Nepal Lifeline: Shelter
“Nepal urgently needs around one million tents to provide shelter to the affected people as more than 300,000 buildings have collapsed during the earthquake,” claims Deputy Prime Minister Prakash Man Singh as reported in Business Standard.
If there was a quick count of how many tents have already been deployed and how many are on the tarmac of the airport, it would provide a good estimate for how many more tents, other Countries or International Aid agencies need to send. We believe this audit could cause delays whilst the monsoon season is approaching, so a better approach would be to getting the tents out to those in need as fast as possible and then worrying about the numbers/audit later on.

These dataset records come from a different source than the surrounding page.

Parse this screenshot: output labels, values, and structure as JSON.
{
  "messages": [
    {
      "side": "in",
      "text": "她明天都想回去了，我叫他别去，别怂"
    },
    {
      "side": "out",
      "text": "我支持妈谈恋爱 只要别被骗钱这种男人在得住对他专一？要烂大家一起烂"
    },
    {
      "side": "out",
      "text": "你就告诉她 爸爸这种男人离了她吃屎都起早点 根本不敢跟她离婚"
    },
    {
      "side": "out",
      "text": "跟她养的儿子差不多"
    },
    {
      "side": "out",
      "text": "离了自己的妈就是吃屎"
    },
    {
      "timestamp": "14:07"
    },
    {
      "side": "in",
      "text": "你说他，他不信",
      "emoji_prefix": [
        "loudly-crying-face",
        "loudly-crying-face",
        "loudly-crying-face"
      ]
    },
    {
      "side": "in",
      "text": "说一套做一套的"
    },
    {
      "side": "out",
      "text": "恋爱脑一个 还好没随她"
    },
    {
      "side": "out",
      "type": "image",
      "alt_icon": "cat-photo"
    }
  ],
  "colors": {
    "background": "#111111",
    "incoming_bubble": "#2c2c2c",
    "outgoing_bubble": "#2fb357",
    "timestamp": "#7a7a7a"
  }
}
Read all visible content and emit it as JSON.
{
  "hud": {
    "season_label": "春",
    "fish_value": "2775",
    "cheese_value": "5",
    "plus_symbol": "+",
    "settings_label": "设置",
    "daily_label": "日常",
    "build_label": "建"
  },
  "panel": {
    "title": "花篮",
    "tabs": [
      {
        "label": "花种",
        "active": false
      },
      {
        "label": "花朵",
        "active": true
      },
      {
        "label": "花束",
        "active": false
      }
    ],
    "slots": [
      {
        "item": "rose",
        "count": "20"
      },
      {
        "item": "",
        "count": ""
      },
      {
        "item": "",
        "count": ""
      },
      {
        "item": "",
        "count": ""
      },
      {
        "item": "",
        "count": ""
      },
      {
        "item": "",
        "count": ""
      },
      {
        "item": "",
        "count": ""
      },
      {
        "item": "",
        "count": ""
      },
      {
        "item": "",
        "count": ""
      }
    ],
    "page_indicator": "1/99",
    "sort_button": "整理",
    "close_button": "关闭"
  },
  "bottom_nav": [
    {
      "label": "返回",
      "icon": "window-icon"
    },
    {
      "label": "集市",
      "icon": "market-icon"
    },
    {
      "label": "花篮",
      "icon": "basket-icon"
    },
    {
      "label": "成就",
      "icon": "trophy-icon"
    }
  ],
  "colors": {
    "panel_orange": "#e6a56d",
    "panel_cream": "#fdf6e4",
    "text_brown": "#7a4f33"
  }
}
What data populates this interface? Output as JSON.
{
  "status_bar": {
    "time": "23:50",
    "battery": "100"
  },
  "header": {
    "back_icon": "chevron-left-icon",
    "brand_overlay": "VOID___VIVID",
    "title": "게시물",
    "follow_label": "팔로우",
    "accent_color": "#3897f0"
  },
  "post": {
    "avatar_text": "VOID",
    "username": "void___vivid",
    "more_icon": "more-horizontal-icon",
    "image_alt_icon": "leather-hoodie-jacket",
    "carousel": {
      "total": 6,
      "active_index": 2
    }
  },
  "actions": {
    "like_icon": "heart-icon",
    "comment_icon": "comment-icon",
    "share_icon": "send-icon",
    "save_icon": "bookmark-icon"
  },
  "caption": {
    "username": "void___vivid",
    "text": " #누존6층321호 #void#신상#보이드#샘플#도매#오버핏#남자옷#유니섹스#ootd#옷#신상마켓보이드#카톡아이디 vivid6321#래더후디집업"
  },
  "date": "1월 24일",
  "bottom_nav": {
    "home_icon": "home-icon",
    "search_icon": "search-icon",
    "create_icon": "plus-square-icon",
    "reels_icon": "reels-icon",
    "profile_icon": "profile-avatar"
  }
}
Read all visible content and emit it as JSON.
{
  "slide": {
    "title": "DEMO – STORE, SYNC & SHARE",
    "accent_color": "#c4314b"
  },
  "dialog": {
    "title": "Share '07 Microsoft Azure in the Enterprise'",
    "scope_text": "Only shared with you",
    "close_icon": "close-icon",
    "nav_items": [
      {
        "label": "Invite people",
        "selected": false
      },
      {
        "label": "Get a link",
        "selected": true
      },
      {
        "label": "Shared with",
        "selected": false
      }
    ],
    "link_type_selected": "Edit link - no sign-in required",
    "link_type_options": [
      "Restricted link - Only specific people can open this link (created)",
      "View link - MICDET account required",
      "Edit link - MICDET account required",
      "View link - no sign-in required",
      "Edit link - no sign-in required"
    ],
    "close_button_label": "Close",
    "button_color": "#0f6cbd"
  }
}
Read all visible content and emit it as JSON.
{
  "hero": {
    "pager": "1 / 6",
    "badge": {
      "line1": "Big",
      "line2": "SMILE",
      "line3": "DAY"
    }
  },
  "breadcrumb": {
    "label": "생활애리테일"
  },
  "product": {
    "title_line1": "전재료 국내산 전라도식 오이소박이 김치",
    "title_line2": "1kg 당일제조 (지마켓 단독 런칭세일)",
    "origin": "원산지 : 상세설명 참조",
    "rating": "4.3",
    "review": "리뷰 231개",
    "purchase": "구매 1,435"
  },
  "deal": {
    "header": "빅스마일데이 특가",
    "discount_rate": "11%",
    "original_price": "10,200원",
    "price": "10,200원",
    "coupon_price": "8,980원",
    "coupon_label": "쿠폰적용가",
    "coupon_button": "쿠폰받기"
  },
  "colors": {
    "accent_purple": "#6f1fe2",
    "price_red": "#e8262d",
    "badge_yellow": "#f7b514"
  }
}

With community spirit, innovation and quick thinking, locals are assembling tents with the material they currently have before the monsoon season as written in the New York Times.
As the news of the Earthquake in Nepal starts to fade from the focus of the media (especially in Britain, due to the Elections and the news of the birth of the princess), we shall remember that tents are only for the short term and medium to long term reconstruction will be required for the 300,000 + buildings which have either been destroyed or damaged.
Higher standard, Earthquake resistant building, which are quick to build should be a topic the Nepalese government and the construction industry should focus on. Architects from Nepal and the World will hopefully put forward their designs to help the reconstruction of a country which has seen heavily destructed.
For buildings which have minor damage or have been weakened, they should be strengthened/retrofitted to improve the Earthquake resistance in case of future earthquakes. An article in the Indian Express in regards to retrofitting can be found.
Reconstruction and strengthening of old buildings will take time, it wont be a few months but more likely a few years, so we hope the media focusses on the reconstruction of Nepal every few weeks/ once a month to keep the public awareness on the progress and provide revised cost on the regeneration as that can help on how much more donations are necessary.
Weddings go on
5 days after the Earthquake on 25th April, on 30th April a Nepalese couple were wed.
For Nepalese weddings, an Astrologer chooses a good date to get married and people plan weddings around that date. One of the couples grandfather was not doing well so the wedding went ahead. This is due to the fact there is a custom when a family member dies, weddings are postponed for a year to mourn that family member.
To some it may seem strange to have a wedding after a major natural disaster but we think it shows the strength of the Nepalese to get on even during the worst of times.